Evlerimize gidiş saatimiz de akşam ezanı ile sınırlı.. Artık, kalkalım sesleri gelmeye başlayınca, dedik hadi 3 kulufallah 1 elham AMİN …! Olmadı hadi bir daha, bir daha, YOK ! gitmiyor, fincan farıl farıl dönüyor masada…
Ay nasıl korktuk anlatamam, ev sahibide gidin siz , ben hallederim demiyor. Neyse uzunca bir süre dualar falan… derken fincan yazmaya başladı..
” bu işi oyun yaptınız, öncelikle; buradan çıkıp giderken 10 tane simit alıp 10 çocuğa dağıtacak ve bir kez daha çağırmayacağınıza yemin edeceksiniz” ve ekledi, ” herhangi biriniz hayatınız boyunca, herhangi bir yerde ruh çağıracak olursaniz, ben geleceğim ve olacakları tahmin bile edemezsiniz..!” Allah’ım ne ruhu, ne çağırması o kadar şoktayız ki, çeneler birbirine çarpıyor, zaten ezanda okunmuş. O zamanlar telefonda yok, arayıp haber edesin büyüklere..Uça uça evlere zor attık kendimizi. Artık herkes kaderini yaşadı. Kendi adıma, eve gittigimde babam kapıdaydı, bayağı bir azar işittim diyebilirim. Diğerleri mi?
Bir sonraki toplantımız geçikmeli gerçekleşti..Toplandık kimsenin ağzını bıçak açmıyor .. Kaçamak bakışlar falan derken, ben atıldım tam bir şeyler soracağım Nüket abla yüksekçe bir sesle ” şimdi birkaç şey söyleyeceğim sonra kimse ne yorum yapacak nede ekleme konuyu kapatacağız ve bir daha bir araya gemiyeceğiz” dedi ve öylede oldu. 30 yıldır bu konuyu hiç dillendirmedim. o grubuda dağıttık zaten.
O gece Nüket abla da evine gidiyor.. Gelen ruh bize Nüket’in düğmesi olarak geldiğini yazmıştı demek ki ondan olacak, O gece evinde kapılar açılıp kapanıyor,eşyalar hareket ediyor ancak bu hareketler öyle agresifki bardak falan kırılıyor…..
Yasaklar var ya, yeterince korkmusta olacagim ki, bir kaç sene idare etmiştim.

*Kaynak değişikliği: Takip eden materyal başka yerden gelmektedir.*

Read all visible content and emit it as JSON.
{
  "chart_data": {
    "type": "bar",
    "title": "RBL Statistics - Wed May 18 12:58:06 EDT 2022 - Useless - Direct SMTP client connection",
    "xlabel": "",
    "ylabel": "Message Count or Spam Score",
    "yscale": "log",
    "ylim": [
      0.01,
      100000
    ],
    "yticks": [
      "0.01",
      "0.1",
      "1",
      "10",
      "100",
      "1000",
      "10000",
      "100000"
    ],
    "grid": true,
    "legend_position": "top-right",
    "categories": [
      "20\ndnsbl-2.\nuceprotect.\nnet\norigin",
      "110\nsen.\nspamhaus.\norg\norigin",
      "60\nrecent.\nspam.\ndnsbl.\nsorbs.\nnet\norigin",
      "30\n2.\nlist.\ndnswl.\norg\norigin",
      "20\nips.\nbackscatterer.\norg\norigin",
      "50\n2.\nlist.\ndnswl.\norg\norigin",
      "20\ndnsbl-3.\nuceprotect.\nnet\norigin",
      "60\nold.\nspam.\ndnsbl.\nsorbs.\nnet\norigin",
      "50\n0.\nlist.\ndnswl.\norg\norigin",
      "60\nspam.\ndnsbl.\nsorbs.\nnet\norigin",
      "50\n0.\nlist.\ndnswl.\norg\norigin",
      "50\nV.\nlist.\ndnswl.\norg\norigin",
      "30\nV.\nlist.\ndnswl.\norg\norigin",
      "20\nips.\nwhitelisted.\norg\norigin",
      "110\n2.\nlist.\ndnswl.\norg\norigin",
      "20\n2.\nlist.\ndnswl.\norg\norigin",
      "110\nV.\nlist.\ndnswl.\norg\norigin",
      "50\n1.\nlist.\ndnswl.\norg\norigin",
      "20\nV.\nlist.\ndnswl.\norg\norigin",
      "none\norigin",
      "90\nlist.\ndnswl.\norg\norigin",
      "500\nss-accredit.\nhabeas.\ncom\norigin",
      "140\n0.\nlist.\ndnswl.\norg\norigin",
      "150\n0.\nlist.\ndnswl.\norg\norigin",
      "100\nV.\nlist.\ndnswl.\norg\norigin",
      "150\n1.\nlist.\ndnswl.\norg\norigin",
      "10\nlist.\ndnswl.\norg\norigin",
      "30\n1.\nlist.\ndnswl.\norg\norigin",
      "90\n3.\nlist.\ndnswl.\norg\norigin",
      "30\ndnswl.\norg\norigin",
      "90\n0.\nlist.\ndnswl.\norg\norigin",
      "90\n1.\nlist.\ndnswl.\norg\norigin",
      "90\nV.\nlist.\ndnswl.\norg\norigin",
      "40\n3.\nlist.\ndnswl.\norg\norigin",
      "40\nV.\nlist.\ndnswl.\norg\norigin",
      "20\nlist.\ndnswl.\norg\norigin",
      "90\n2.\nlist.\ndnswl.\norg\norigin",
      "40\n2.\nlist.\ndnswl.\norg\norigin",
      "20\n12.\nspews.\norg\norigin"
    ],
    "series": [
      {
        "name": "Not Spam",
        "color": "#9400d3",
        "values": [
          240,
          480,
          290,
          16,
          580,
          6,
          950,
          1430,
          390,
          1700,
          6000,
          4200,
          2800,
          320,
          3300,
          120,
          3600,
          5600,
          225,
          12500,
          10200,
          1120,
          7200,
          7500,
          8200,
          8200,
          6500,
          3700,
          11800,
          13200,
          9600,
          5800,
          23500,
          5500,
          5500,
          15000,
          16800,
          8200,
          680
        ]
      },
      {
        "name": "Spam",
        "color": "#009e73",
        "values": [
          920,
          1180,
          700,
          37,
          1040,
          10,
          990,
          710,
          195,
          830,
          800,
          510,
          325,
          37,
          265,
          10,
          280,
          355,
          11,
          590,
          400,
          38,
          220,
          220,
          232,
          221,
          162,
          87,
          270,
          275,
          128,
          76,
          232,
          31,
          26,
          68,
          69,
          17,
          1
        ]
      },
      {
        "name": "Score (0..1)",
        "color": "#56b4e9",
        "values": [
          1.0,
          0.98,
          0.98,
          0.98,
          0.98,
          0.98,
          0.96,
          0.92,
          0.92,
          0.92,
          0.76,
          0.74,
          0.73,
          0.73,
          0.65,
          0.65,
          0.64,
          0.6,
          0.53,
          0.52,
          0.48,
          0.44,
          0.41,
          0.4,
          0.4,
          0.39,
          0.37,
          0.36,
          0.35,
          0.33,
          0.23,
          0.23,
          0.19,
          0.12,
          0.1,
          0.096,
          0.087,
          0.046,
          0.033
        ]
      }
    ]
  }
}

Universite yıllarımda bol bol dejavu yaşıyorum, bu vesile rüyalara olan ilgim hat saf-fada Milliyet gazetesi kupon karsiligi Rüya tabirleri kitabı verince, çok sevinmiştim .. Fakat rüya yorumlarıda beni kesmedi,
Evimizde kahve içilmez. Öyle komşularda sabah kahvesine falan gelmezlerdi. Ancak misafirliklerde denk gelirse kahve içenlerin bardaklarını kapatmaya ve rüya tabirleri kitabımdan yorumlarla fal bakmaya başladım.. Fakat roman gibi yazıyorum böyle, çokta ciddiye alıyorum..Edirne’ deyiz. Yollar bakla ve el falı bakan romenlerle dolu, işimi önemsiyor arada birde onların yanında duruyor, deyim yerinde ise staj yapıyorum..
Gel zaman git zaman, okuldan dönüşlerimde eve gelen misafirler ”geçiyordum bir uğrıyayım kahvenizi içeyim dedim, içmişkende bir falıma bak istedim ” gibilerinden mazeretlerle eve gelmeye başladılar.. Bir iki derken sıkılmaya başladım. Artık, bu da bir oyun olmaktan çıktı. Ama nasıl inanıyorlar anlatamam, bu arada bir yığın övgü falan, falların çıkmasına biat edenler komşunun komşuları ..
Bir yemin ettim, işi bıçak gibi kestim, şükür bitti ve yitti..
Uzunca yıllar geçti, ancak içimdeki kaynamalar sönmüyor, bu sefer akademik kariyerler tamamlanmış, hayata dair öngörüler oluşmuş, tabii daha farklı bir yaklaşım ile incelemelerime geri döndüm. Fakat bu sefer, olay ve olguları bilimsel tabanlara oturtuyorum.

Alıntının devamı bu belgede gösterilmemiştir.